BAB 9

127 54 17
                                    

Sekuat apapun kamu menyuruhku
pergi, jika hati menyuruhku menetap.
kamu bisa apa?
~Keylin Maurena~
🥀🕊🥀🕊🥀🕊🥀🕊🥀🕊🥀🕊🥀





Jam pulang sekolah sudah berbunyi 1 menit yang lalu, Keylin mengetuk-ketukan polpennya pada meja dengan raut wajah gelisah. Hari ini ia tidak membawa kendaraan, menebeng pada Fira saja sungguh tidak mungkin. Dikarenakan, gadis itu sudah pulang sejak tadi untuk mengantar orangtuanya ke bandara. Bahkan teman-teman sekelasnya sudah pulang duluan, menyisakan dirinya sendiri di kelas ini. Lalu bagaimana nasibnya sekarang?

Dengan langkah gontai ia berjalan ke luar kelas. Celingak-celinguk seperti maling adalah hal yang biasa dia lakukan. Membuka aplikasi gojek adalah harapan satu-satunya, kalaupun menunggu Taksi itu juga tidak mungkin. Tidak ada taksi yang lewat jam segini.

Astagfirullah

"Kuota habis. Gimana dong?" ia menggerutu kesal seraya mengehentak-hentakkan kakinya. Tidak ada cara lain, ia harus jalan kaki.

"Masa harus jalan kaki sih?" Gadis itu tetap fokus pada ponselnya, menatap nanar pesan operator yang bertuliskan 'Paket internet anda sudah habis'.

Brukk

Prankk

Karena terlalu fokus, ia sampai tidak sadar menubruk sesuatu yang terasa sangat keras. Matanya yang tadi fokus pada ponsel semakin membola kala melihat benda pipih itu terjatuh dan retak. Ia berjanji tidak akan memaafkan orang yang telah lancang menabraknya. Walaupun faktanya memang dia yang bersalah tapi tetap saja gadis itu tidak terima. Bahkan orang yang menabraknya tidak membantu sama sekali, minta maaf pun tidak.
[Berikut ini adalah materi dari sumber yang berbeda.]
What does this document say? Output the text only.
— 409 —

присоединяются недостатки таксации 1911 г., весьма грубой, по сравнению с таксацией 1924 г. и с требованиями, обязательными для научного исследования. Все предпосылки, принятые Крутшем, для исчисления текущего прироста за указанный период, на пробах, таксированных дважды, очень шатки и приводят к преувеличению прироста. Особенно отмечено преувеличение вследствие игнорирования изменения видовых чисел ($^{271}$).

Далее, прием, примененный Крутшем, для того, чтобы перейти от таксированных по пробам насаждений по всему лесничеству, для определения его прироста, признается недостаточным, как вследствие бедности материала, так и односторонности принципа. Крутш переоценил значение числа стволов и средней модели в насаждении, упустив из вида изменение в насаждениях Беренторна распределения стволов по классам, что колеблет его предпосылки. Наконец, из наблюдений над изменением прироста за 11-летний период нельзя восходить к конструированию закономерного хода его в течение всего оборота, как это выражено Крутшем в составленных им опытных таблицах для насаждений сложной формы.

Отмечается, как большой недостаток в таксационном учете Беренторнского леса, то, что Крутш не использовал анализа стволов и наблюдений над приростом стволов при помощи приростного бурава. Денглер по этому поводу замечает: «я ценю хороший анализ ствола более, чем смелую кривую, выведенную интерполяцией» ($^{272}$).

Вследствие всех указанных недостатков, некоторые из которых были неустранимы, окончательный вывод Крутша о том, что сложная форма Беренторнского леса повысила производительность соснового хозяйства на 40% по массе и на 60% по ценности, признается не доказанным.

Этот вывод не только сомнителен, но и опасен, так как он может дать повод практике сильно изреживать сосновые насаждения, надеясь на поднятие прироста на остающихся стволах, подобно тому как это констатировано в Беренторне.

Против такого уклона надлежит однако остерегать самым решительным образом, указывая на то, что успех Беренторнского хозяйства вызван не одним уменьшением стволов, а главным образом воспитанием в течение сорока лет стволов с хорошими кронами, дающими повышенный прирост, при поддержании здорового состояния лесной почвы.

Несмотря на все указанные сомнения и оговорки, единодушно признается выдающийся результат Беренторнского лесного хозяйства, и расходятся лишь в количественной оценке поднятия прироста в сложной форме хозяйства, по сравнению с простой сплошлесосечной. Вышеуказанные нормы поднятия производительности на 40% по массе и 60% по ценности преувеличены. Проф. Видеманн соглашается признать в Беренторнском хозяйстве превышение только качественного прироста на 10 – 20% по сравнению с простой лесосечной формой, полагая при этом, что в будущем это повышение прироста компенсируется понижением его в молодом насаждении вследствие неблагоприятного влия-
Gadis itu mendongak dengan perasaan jengkel. Ia tidak akan membiarkan orang ini lolos begitu saja. Namun saat melihat orang yang dia tabrak, niatnya untuk marah ia urungkan. Bagaimana bisa marah jika orang yang dia tabrak adalah pujaan hatinya. Lebay memang, tapi itulah Keylin Maurena.

Ekspresi wajahnya yang tadi kesal berubah menjadi sumringah.

"Eh, Rezvan." Ia menggaruk tengkuknya yang tidak gatal.

Laki-laki itu menaikkan alisnya sebelah seraya mengedikkan bahunya acuh. Lah-lah Keylin kira laki-laki itu diam karena ingin meminta maaf. Namun sebaliknya, laki-laki itu malah meninggalkannya tanpa mengatakan sepatah kata apapun.

"Rezvan tunggu ...!" Dia berlari menyeimbangi langkah kaki Rezvan.

"Ck! ngapain ...?"

"Kamu ngomong apa?"

"Ngapain ngikutin gue?" ulang Rezvan. Selain polos ternyata gadis disampingnya ini lemot juga.

"Mau minta tebengan lah."

Bukannya menjawab iya, Rezvan malah semakin mempercepat langkahnya. Malas meladeni gadis itu.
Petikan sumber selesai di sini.